In 2010, a single fossil was discovered in Denisova Cave in Russia, near Kazakhstan. This finger bone was identified to belong to a prehistoric human species closely related to Neanderthals. Because of the location of the first discovery, they are called the Denisovans. Since then, additional discoveries which have been found in Eastern Russia and China, as well as the examination of old discoveries, prove that the Denisovans lived in a wide range of climates and in close proximity to, if not with, Neanderthals. Modern human remains have also been found in these locations. It is possible that these group occupied the caves at different times and never together, and it’s nearly impossible for scientists today to determine that for sure.
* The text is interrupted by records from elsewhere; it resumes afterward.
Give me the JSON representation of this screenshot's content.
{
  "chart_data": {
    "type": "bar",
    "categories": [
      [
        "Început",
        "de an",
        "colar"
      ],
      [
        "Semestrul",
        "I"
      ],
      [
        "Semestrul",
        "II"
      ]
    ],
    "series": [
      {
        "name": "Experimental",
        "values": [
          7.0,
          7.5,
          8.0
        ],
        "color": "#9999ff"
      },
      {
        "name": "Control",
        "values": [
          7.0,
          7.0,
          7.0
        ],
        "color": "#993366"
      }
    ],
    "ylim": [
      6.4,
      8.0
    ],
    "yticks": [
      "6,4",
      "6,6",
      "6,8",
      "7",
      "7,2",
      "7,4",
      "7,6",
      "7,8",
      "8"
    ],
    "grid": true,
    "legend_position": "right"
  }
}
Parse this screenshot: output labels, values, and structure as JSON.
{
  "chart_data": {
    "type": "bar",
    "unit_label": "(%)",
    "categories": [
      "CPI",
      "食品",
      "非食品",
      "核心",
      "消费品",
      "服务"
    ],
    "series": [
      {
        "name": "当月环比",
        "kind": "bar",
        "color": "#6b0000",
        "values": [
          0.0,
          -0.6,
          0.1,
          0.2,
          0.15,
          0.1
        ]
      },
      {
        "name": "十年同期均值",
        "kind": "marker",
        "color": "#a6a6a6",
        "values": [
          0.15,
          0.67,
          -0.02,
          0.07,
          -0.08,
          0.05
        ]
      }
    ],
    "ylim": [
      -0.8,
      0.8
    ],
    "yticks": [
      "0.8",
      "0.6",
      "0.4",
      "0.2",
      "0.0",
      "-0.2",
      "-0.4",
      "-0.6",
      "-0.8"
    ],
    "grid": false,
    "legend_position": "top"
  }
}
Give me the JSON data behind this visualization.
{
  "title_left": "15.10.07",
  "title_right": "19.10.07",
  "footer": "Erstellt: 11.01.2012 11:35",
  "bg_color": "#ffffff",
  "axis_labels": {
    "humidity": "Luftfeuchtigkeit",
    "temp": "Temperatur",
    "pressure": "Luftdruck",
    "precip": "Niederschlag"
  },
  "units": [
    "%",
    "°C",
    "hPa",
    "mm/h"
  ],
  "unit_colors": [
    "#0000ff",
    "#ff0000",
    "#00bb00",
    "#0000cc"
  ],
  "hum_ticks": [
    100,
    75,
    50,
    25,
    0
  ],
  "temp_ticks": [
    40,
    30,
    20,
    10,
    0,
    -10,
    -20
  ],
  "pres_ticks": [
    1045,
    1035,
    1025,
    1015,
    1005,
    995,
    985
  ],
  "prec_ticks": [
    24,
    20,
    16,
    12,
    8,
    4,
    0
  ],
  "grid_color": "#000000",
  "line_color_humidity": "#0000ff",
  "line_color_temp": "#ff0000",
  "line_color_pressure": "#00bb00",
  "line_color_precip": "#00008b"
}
Scientists have been able to extract DNA from these fossils to find genetic similarities between Denisovans and modern humans, and based on this it is known that they also existed at the same time as Homo sapiens. Native Australians and New Guineans share a higher percentage of genetic similarity with the Denisovans than other peoples, meaning that the Denisovans and Homo sapiens lived together in Asia and their offspring, who became modern humans, were the ones to make the journey to Australia.
In 2012, the fossil remains of a girl, named affectionately “Denny”, were found in Denisova Cave. Through genetic testing, it was conclusively proved that she was a first generation hybrid between Denisovans and Neanderthals. In other words, her father was fully Denisovan and her mother was fully Neanderthal. Not only is she the first to show that there was interbreeding between these two species, but she is also the first hybrid discovered between any two species of humans.
Denny is one more piece of evidence to support the argument that human evolution was not a linear process. Rather than one species of hominin evolving through adaptation, with the others going extinct and dropping away, it is believed that many, if not most, of the species of ancient humans we know of interacted and hybridized. It this theory is true, and discoveries like Denny definitely point in that direction, then modern Homo sapiens is a result of many species merging into one.
Additionally, by comparing Denny to modern humans, it might be possible for scientists to determine the rate of mutation and adaption involved with this type of hybridization and so determine how quickly humans became Homo sapiens, as we know them today.